C’est ce que l’on appelait injustement « la poursuite des Anglais ». Le duc de Bourgogne, Philippe le hardi, est nommé capitaine général pour cette mission. Les Anglais traversent Laon, Saint-Quentin et Hermonville près de Reims. Buckingham demande des vivres, de la viande, du pain et du vin pour son armée que les Rémois refusent de fournir. Le comte incendie tout le plat pays. Fin août, il passe l’Aube et traverse la Seine au nord de Troyes, puis l’Yonne. À Troyes, Buckingham provoque le duc de Bourgogne pour une bataille qu’il est contraint de refuser suivant les ordres du roi de France. Les Anglais suivent le chemin vers l’ouest par Nemours et Pithiviers. Après avoir franchi le Loir, il s’arrête à Pontvallain, dont Robert Knolles a les mauvais souvenirs de la déconfiture de son armée par Bertrand du Guesclin. De son côté, le duc de Bourgogne suit de très près les Anglais sans les combattre. Le 1er septembre, il est à Corbeil avec Enguerrand de Coucy et Bureau de la Rivière ; quelques jours plus tard, il loge à Sours, près de Chartres, localité obscure du traité de Brétigny de 1360. Maintenant, les Français sont décidés à interdire la traversée de la Sarthe aux Anglais. Le duc d’Anjou est à Angers et le duc de Bourgogne loge au Mans. On se rapproche de plus en plus d’une bataille quand le 14 septembre, le duc de Bourgogne apprend une très mauvaise nouvelle de Paris. Son frère, le roi de France, se meurt. Le 16 septembre 1380, il succombe dans son manoir de la Beauté après une crise douloureuse de goutte, à l’âge de 42 ans.
La poursuite des Anglais est ralentie, voire interrompue. Le duc doit rejoindre Paris pour la veillée funèbre de son frère. Une grosse partie de l’armée est licenciée. Le reste, un minimum, est mis sous le commandement du connétable Olivier de Clisson avec le chevalier Jean III de Bueil et l’écuyer Pierre de la Rocherousse. Arrivé au terme de sa chevauchée Thomas Woodstock met le siège devant Nantes, défendue par une forte garnison française qui a juré fidélité au roi de France. À la mort de Charles V, le traité d’alliance signé par Jean IV avec les Anglais n’a plus lieu d’être, car le nouveau roi de France, Charles VI, lui rend ses biens et son autorité sur le duché de Bretagne. Le 15 janvier 1381, il signe un traité de paix, ratifié le 4 avril de la même année, avec la France. Le siège de Nantes dura longtemps, sans résultat, pour les Anglais.
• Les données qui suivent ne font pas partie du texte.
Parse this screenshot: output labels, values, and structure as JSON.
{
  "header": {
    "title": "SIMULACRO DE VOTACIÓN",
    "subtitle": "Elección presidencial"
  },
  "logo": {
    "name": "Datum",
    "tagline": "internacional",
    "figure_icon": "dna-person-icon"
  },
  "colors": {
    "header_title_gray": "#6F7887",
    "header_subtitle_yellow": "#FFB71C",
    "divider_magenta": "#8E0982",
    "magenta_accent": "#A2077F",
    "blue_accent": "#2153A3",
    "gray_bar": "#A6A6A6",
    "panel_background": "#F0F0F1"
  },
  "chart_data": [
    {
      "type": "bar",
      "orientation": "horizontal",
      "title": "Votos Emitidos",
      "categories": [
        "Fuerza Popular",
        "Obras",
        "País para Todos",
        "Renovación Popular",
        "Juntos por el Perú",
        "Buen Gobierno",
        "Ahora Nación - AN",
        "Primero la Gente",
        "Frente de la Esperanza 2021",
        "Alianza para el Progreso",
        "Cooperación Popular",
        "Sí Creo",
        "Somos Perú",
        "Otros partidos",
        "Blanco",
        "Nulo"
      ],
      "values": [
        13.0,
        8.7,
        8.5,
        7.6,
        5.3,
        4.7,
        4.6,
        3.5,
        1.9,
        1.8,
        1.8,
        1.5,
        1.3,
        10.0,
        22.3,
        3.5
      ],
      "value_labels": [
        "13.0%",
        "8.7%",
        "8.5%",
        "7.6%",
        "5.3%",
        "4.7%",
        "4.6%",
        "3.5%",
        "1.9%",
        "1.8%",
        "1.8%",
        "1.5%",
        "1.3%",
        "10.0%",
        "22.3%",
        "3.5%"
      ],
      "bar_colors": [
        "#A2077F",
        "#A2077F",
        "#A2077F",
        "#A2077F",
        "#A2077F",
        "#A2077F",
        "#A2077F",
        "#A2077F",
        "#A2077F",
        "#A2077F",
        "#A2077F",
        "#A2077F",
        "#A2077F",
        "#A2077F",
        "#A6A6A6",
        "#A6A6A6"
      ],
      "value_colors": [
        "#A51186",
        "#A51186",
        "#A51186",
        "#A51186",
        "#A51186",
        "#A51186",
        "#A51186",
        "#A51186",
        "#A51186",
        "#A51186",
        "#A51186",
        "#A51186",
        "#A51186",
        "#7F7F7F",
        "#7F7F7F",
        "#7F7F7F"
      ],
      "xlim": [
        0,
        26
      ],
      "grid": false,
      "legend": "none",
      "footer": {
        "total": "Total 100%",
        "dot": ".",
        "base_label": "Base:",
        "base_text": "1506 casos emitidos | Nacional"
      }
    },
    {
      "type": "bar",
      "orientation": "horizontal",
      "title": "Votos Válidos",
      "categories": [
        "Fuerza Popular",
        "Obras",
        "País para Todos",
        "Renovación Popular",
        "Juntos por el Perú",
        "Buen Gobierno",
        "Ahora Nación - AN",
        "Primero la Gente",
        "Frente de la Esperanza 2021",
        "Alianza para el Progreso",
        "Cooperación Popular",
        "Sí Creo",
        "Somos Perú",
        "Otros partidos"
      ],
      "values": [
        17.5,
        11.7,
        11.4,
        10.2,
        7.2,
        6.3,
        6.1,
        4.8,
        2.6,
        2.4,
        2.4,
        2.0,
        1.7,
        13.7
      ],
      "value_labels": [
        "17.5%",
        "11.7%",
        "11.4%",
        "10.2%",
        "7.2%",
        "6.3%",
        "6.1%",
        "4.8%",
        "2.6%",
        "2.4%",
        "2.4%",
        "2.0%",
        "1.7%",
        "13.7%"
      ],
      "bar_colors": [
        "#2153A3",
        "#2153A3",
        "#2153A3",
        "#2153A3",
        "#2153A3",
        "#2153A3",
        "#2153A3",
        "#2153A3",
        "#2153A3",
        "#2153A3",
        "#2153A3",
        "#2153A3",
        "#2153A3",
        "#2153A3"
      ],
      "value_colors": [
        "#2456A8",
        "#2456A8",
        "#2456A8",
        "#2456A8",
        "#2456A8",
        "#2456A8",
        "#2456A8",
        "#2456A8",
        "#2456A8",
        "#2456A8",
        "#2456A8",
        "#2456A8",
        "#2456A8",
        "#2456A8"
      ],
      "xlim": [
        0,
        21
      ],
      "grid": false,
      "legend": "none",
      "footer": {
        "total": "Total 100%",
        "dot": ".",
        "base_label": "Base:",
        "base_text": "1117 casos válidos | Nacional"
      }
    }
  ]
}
Après avoir payé une forte somme d’argent par Jean IV, les Anglais repartent en Angleterre.
Les conséquences
Le bilan de Thomas Woodstock fut maigre. Il repassa la Manche en piteux arroi, avec la perte de tous ses chevaux et un nombre incalculable de malades dans son armée. Tout le long de son retour à Cherbourg, il fut conspué par la population bretonne et normande. Le moine de Saint-Alban, qui s’en faisait écho, disait qu’il n’y avait pas d’expressions assez fortes pour maudire les folles équipées qui détournaient les Anglais de la défense de leur propre pays, les entraînaient en de lointaines entreprises, « comme si leur propre sol devait les dévorer ».